Le capitalisme racial a, sur la longue durée de son développement historique, tiré profit de la mise au travail de populations catégorisées racialement, ainsi que du racisme qui divise la classe ouvrière et l’empêche de s’unir. Le capitalisme globalisé des dernières décennies a fait de la lutte contre le racisme et de la revendication d’une fierté raciale des arguments de vente, à travers ses campagnes de publicité attentives aux différences. Le capitalisme néolibéral-racial contemporain dont il est question dans ces textes accomplit les deux à la fois : il incite les personnes à se transformer en entreprises, et donc à exploiter leur propre travail en tant que personne racisée et dominée, mais aussi à déployer des arguments de vente qui reposent en partie sur leurs propres caractéristiques ethniques.
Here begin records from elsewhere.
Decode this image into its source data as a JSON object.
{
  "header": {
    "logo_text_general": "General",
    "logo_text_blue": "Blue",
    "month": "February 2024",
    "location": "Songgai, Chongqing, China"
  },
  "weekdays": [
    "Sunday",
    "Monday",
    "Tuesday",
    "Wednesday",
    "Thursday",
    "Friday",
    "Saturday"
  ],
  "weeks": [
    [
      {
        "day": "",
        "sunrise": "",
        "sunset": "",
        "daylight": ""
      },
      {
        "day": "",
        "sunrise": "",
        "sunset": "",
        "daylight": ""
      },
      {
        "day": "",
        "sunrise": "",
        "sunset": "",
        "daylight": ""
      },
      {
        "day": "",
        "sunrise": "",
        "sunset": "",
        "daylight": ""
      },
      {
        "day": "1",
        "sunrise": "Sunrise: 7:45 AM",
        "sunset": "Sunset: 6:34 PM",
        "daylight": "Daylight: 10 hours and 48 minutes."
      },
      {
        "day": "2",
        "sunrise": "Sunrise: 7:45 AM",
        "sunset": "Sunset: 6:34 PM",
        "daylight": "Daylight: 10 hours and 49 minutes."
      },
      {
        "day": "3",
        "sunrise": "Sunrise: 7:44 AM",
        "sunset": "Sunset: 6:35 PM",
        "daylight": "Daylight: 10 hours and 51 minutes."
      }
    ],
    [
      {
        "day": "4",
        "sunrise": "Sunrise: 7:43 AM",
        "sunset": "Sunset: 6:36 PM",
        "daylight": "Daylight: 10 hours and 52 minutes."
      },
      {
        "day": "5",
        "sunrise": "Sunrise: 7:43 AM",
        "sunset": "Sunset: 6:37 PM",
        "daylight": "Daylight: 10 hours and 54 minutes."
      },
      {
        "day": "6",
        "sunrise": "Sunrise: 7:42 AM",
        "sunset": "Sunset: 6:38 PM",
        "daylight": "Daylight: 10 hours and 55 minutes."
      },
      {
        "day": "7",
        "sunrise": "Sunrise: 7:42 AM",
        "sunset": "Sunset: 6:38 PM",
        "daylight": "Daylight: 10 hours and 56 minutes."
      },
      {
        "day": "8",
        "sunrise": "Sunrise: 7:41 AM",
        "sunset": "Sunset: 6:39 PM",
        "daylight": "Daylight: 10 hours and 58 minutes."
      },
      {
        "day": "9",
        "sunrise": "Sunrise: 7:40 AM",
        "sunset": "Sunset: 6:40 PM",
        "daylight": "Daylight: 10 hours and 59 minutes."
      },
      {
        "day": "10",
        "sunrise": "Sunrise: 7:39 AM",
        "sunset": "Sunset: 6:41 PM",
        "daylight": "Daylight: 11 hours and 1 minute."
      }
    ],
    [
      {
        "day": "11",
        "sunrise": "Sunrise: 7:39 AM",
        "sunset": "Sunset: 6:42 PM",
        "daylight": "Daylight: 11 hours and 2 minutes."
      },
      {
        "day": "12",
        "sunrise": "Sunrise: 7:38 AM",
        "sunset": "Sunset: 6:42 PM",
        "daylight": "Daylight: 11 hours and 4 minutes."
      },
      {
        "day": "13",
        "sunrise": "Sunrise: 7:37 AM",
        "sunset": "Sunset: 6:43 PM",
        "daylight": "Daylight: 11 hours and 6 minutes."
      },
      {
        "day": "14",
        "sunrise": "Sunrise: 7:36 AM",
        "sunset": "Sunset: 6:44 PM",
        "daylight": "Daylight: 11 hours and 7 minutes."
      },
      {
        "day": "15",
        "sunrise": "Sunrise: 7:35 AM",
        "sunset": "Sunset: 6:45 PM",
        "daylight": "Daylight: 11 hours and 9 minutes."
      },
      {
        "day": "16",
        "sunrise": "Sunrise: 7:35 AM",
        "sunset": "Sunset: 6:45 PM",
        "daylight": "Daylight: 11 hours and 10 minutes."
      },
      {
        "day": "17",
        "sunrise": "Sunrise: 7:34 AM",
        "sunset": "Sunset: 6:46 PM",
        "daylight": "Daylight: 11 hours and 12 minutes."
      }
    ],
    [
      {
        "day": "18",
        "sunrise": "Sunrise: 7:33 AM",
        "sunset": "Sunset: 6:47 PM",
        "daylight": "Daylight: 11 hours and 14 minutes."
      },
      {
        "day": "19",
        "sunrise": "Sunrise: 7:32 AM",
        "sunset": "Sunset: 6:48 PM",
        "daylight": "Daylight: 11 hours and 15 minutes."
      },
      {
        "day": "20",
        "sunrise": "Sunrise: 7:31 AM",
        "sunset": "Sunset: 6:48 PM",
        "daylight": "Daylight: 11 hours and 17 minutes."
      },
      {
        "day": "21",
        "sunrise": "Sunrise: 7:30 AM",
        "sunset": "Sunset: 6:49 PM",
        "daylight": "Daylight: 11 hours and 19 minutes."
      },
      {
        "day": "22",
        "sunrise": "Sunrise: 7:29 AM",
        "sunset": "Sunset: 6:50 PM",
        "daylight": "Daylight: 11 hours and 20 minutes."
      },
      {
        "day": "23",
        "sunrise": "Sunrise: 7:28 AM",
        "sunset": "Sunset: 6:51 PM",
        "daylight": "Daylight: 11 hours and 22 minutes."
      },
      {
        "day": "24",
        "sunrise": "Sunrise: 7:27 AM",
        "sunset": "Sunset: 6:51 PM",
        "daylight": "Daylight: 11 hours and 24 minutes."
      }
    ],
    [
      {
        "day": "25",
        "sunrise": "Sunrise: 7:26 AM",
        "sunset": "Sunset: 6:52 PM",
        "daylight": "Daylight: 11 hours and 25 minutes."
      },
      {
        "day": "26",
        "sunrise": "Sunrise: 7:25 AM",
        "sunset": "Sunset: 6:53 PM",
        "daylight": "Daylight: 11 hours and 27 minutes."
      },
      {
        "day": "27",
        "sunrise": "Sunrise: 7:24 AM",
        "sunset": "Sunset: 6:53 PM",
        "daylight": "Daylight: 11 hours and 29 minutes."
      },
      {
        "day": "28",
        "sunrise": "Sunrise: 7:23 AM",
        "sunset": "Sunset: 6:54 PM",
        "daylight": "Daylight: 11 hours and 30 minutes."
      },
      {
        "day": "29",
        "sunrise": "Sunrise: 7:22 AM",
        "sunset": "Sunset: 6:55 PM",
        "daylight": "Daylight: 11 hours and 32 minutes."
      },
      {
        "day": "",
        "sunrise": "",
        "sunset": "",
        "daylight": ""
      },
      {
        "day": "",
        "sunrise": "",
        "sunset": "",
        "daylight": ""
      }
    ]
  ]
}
C’est à travers les modèles fétichisés qui circulent sur les réseaux sociaux, dont le principe repose sur la création de quelques icônes, que ce ce que l’on pourrait appeler le « néolibéracialisme » se diffuse. Les modèles de réussite alternatifs prospèrent grâce aux aspirations à la reconnaissance sociale de populations stigmatisées et marginalisées à qui ces modèles dévoilent un chemin possible tout en devenant objet de vénération. Dans l’imaginaire néolibéral contemporain, il ne s’agit plus de s’élever patiemment, petit à petit, génération après génération, de la situation de personnes migrantes ouvrières vers celle d’enseignantes, puis vers une profession libérale, etc. Le néolibéralisme promet de s’élever d’un bond vers le statut d’entrepreneur à succès gagnant beaucoup d’argent. Il prospère ainsi sur le dos des frustrations de personnes qui acceptent difficilement ou ne croient plus dans les possibilités d’ascension sociale suivant les chemins tracés par les récits officiels, soit parce que « l’immigration choisie » fait arriver des personnes qui se sont déjà élevées par leurs études, comme les immigrées africaines à Vancouver, soit parce qu’elles pressentent qu’en suivant les chemins d’ascension prévus, le stigmate persistera. Le capitalisme « néolibéracial », qui promet de libérer du racisme grâce aux recettes du néolibéralisme, réussit ainsi la prouesse de faire désirer l’alternative qu’il propose à ordre socio-racial hérité de stades antérieurs du capitalisme, tout en le perpétuant sous de nouvelles formes.